Şehitliklerimiz, DAİŞ’e karşı savaşan ve kendilerini feda eden çocuklarımızla doludur. Kobanê ve Kuzey-Doğu Suriye’de tüm dünya halklarının mücadelesi verildi. Batı toplumunun da bu halka karşı sorumluluğunu yerine getirmesi gerekir. Bu halkın uluslarası toplumda hak ettiği statüsünü kazanması gerekir.
Türk devletinin DAİŞ ve diğer tüm çetelere desteği devam ediyor. Bunun en büyük kanıtı Nusra’nın (HTŞ) Efrîn’e geçmesidir. Türk devleti, Efrîn’i DAIŞ ve El Nusra’nın başkenti haline getirmek istiyor. Bir kez daha çeteleri Efrîn’de bir araya getirerek Kürtlere karşı savaştırmak istiyor. Elbette çetelerin Efrîn’de toplanması, Astana toplantılarının sonucudur. Bu bir anlaşma ve plan çerçevesinde geliştiriliyor. Türk hükümeti bununla bir anlamda seçimlere de yatırım yapmaktadır. Türkiye içinde muhalefetin elindeki kartları almak istiyor. Aynı şekilde Şam hükümeti uluslararası alanda tolere edilen muhalefetten kurtulmak istiyor.
İlk başta Efrîn’in demografisini değiştirdiler, ekonomisini çökerttiler ve doğasını tahrip ettiler. Şimdi de Cebhet El Nusra ile Efrîn’in kültürünü yok edecekler.

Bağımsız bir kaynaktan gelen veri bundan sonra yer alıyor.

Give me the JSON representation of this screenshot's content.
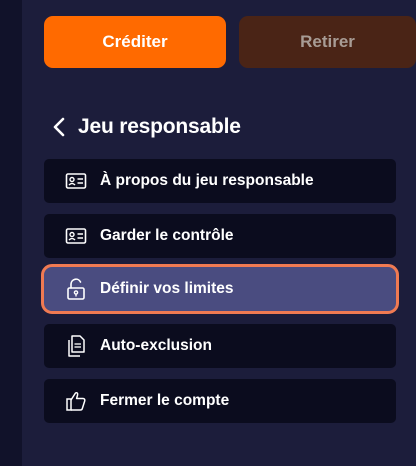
{
  "actions": {
    "credit_label": "Créditer",
    "withdraw_label": "Retirer"
  },
  "section": {
    "title": "Jeu responsable"
  },
  "menu": {
    "items": [
      {
        "label": "À propos du jeu responsable",
        "icon": "id-card-icon",
        "active": false
      },
      {
        "label": "Garder le contrôle",
        "icon": "id-card-icon",
        "active": false
      },
      {
        "label": "Définir vos limites",
        "icon": "unlock-icon",
        "active": true
      },
      {
        "label": "Auto-exclusion",
        "icon": "documents-icon",
        "active": false
      },
      {
        "label": "Fermer le compte",
        "icon": "thumbs-up-icon",
        "active": false
      }
    ]
  },
  "colors": {
    "accent": "#ff6a00",
    "active_border": "#f07a52",
    "active_bg": "#4a4c80",
    "item_bg": "#0b0c1e",
    "panel_bg": "#1c1d3b"
  }
}
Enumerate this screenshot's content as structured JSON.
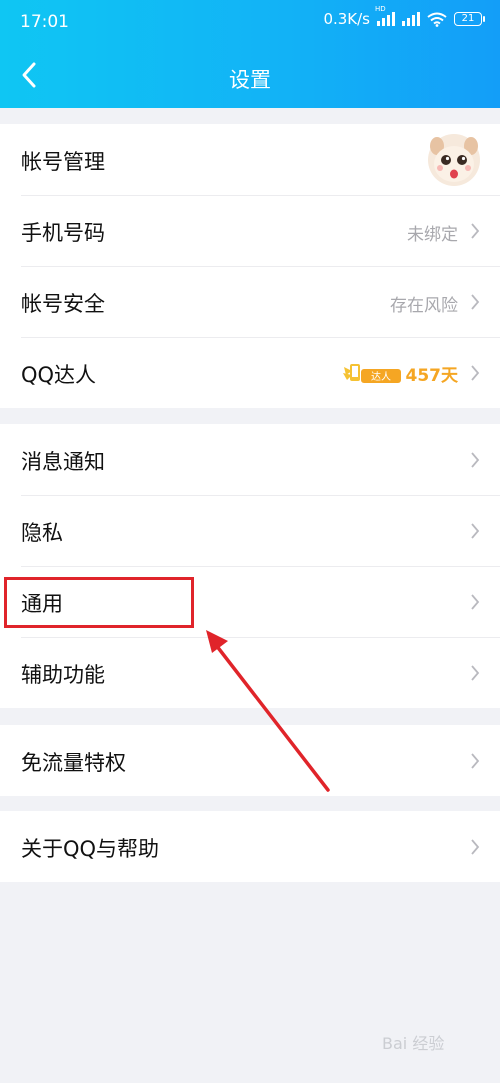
{
  "status_bar": {
    "time": "17:01",
    "net_speed": "0.3K/s",
    "hd_label": "HD",
    "battery": "21"
  },
  "nav": {
    "title": "设置"
  },
  "groups": [
    {
      "items": [
        {
          "label": "帐号管理"
        },
        {
          "label": "手机号码",
          "value": "未绑定"
        },
        {
          "label": "帐号安全",
          "value": "存在风险"
        },
        {
          "label": "QQ达人",
          "badge_text": "达人",
          "days": "457天"
        }
      ]
    },
    {
      "items": [
        {
          "label": "消息通知"
        },
        {
          "label": "隐私"
        },
        {
          "label": "通用"
        },
        {
          "label": "辅助功能"
        }
      ]
    },
    {
      "items": [
        {
          "label": "免流量特权"
        }
      ]
    },
    {
      "items": [
        {
          "label": "关于QQ与帮助"
        }
      ]
    }
  ],
  "colors": {
    "header_start": "#0fc6f3",
    "header_end": "#139ef8",
    "annotation": "#e0242a",
    "days_text": "#f5a623"
  },
  "annotation": {
    "target": "通用"
  },
  "watermark": {
    "text": "Bai 经验"
  }
}
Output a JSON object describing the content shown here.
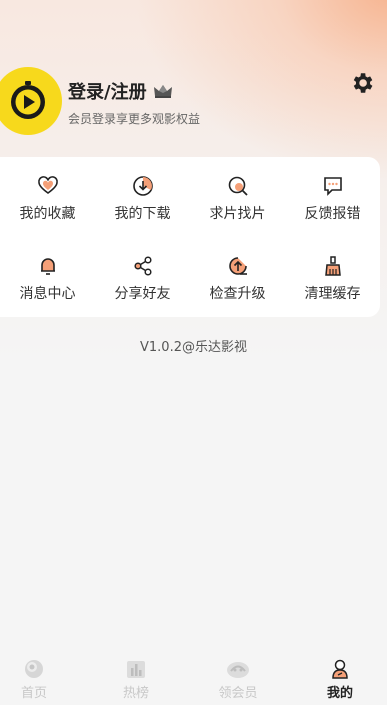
{
  "header": {
    "login_title": "登录/注册",
    "login_subtitle": "会员登录享更多观影权益"
  },
  "grid": {
    "items": [
      {
        "label": "我的收藏",
        "icon": "heart-icon"
      },
      {
        "label": "我的下载",
        "icon": "download-icon"
      },
      {
        "label": "求片找片",
        "icon": "search-film-icon"
      },
      {
        "label": "反馈报错",
        "icon": "feedback-icon"
      },
      {
        "label": "消息中心",
        "icon": "bell-icon"
      },
      {
        "label": "分享好友",
        "icon": "share-icon"
      },
      {
        "label": "检查升级",
        "icon": "upgrade-icon"
      },
      {
        "label": "清理缓存",
        "icon": "clean-cache-icon"
      }
    ]
  },
  "footer": {
    "version": "V1.0.2@乐达影视"
  },
  "tabbar": {
    "tabs": [
      {
        "label": "首页",
        "icon": "home-icon",
        "active": false
      },
      {
        "label": "热榜",
        "icon": "chart-icon",
        "active": false
      },
      {
        "label": "领会员",
        "icon": "vip-icon",
        "active": false
      },
      {
        "label": "我的",
        "icon": "profile-icon",
        "active": true
      }
    ]
  },
  "colors": {
    "accent": "#f7d91c",
    "highlight": "#f5a078",
    "text_primary": "#222222",
    "inactive_tab": "#c8c8c8"
  }
}
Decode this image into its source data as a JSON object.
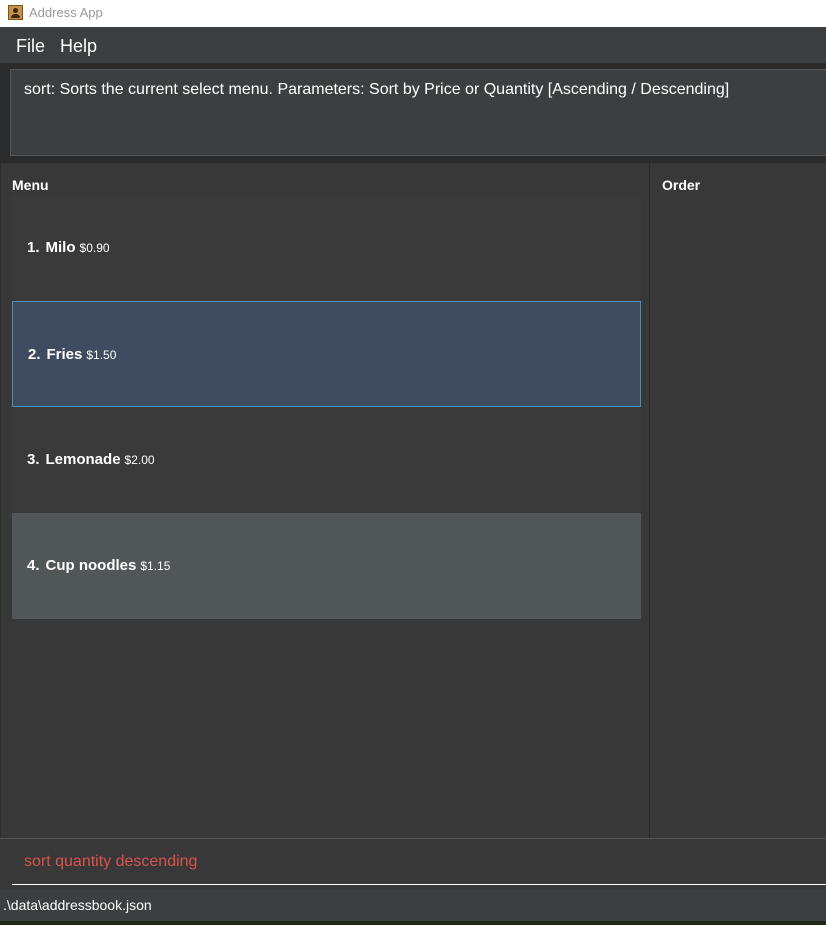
{
  "window": {
    "title": "Address App"
  },
  "menubar": {
    "file_label": "File",
    "help_label": "Help"
  },
  "result_display": {
    "text": "sort: Sorts the current select menu. Parameters:  Sort by Price or Quantity  [Ascending / Descending]"
  },
  "menu_panel": {
    "title": "Menu",
    "items": [
      {
        "index": "1.",
        "name": "Milo",
        "price": "$0.90",
        "state": "normal"
      },
      {
        "index": "2.",
        "name": "Fries",
        "price": "$1.50",
        "state": "selected"
      },
      {
        "index": "3.",
        "name": "Lemonade",
        "price": "$2.00",
        "state": "normal"
      },
      {
        "index": "4.",
        "name": "Cup noodles",
        "price": "$1.15",
        "state": "hovered"
      }
    ]
  },
  "order_panel": {
    "title": "Order"
  },
  "command_box": {
    "value": "sort quantity descending"
  },
  "status_bar": {
    "path": ".\\data\\addressbook.json"
  },
  "colors": {
    "background": "#383838",
    "selected_row": "#3f4b5e",
    "selected_border": "#4a8fb8",
    "hovered_row": "#515658",
    "command_text": "#d9534f"
  }
}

Irak ve Suriye toprakları Türk devletince peyder pey ilhak edilmesine rağmen Arap dünyası buna sessiz kalıyor. Neo-Osmanlı projesine karşı Arap ülkeleri ve halkı nasıl bir rol üstlenmelidir?

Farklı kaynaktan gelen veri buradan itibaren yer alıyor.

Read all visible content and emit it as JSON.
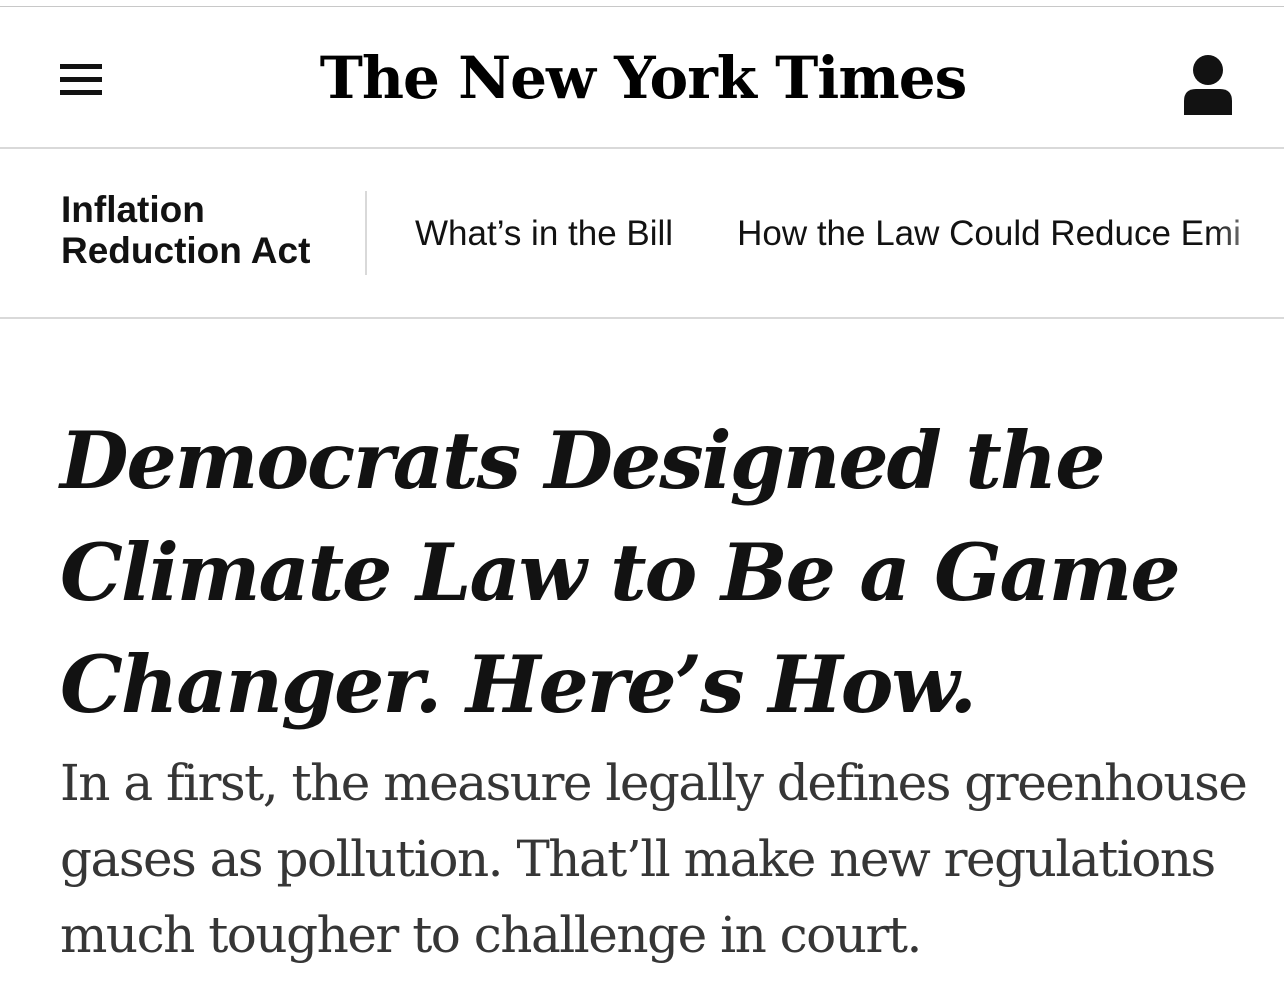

Arap Birliği’nin birkaç gün önce Cezayir’de bir toplantısı oldu. Bu toplantıda Türk devleti ve İran’a karşı bir tavır aldılar, ancak çok cılızdı. Türk devleti Irak topraklarına saldırıyor, Başûrê Kurdistan’a saldırıyor. Kimyasal silah kullanıyor ama Irak sessiz, Başûr yönetimi sessiz, Arap Birliği sessiz. Elbette sessiz kalmak aynı zamanda onaylamaktır. Özellikle KDP’nin türk devletinin yanında yer alması ve ona öncülük yapması büyük bir suçtur.